In the past five years, there is little which hasn't "popped up" in London at some point, from designer clothing boutiques to restaurants, nightclubs, hairdressers and art galleries. Occasionally the results are impressive, bringing slick outfits into unusual spaces. More often, they seem to be a nifty way for businesses to increase their presence for a couple of weeks without having to invest in proper shop fittings.

At the packed launch of a pop-up fashion store at a chi-chi West End hotel, I spent the best part of the evening wrestling with a Gareth Pugh dress dangling impractically in the centre of the postage stamp-sized room. At an eye-wateringly cool pop-up bar, I found myself drinking my £8-a-glass wine (the cheapest on the menu) at a plastic table.
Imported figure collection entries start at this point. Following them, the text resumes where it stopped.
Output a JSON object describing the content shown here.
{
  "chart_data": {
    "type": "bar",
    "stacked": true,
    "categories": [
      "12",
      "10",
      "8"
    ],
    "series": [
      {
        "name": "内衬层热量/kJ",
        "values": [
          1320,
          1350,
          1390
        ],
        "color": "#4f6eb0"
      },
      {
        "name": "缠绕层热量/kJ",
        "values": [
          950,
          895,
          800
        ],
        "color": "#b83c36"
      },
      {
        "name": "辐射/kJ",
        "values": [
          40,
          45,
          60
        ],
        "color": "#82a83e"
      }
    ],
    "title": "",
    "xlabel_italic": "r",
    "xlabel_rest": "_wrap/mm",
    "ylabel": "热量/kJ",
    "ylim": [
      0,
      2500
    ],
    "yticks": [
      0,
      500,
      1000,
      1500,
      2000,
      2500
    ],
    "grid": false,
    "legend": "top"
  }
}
So I was heartened to receive what may be a portent of the pop-up's demise in the paradoxical form of an invitation to today's opening of some temporary boutiques at west London shopping centre Whiteleys. The concept is the same, but they have rather pointedly eschewed the "pop-up" label and dubbed the whole thing "pop stores", perhaps mindful that vaunting one's flash-in-the-pan flimsiness is not quite the right pose to strike these days. Let's hope it's a permanent fixture.

Spring in my step

I shall resist the temptation to declare that spring has sprung, but the improvement in the weather has nudged my thoughts towards some lighter-duty apparel. Thinking I might start by trading in my crampons, I was disappointed to realise that fashionable options are limited to genteel kitten heels, pictured, (shades of Theresa May) and high-heeled clogs that – when noisily combined with escalators or hard floors – might as well come with an Asbo. Most frightening is the latest pretender to the FitFlop/MBT workout-while-you-walk throne, the Beech sandal. If the price of not having to wear a furry zebra-print flip-flop is bunions, I'll cough up now.

Self-inflicted punishment

With the lengthening days comes the pleasure of spending more daylight hours in my house and the great displeasure of being able to see just how filthy it is. I can't get my head around the idea of having a cleaner, but was intrigued to learn that a friend once had a sideline as a "dominator" that involved bossing his clients around while they scrubbed his kitchen floor with a toothbrush. Inquiring as to whether he thought anybody would pay to spring-clean my place, his response was dispiriting – even masochists "have limits", apparently. Ouch.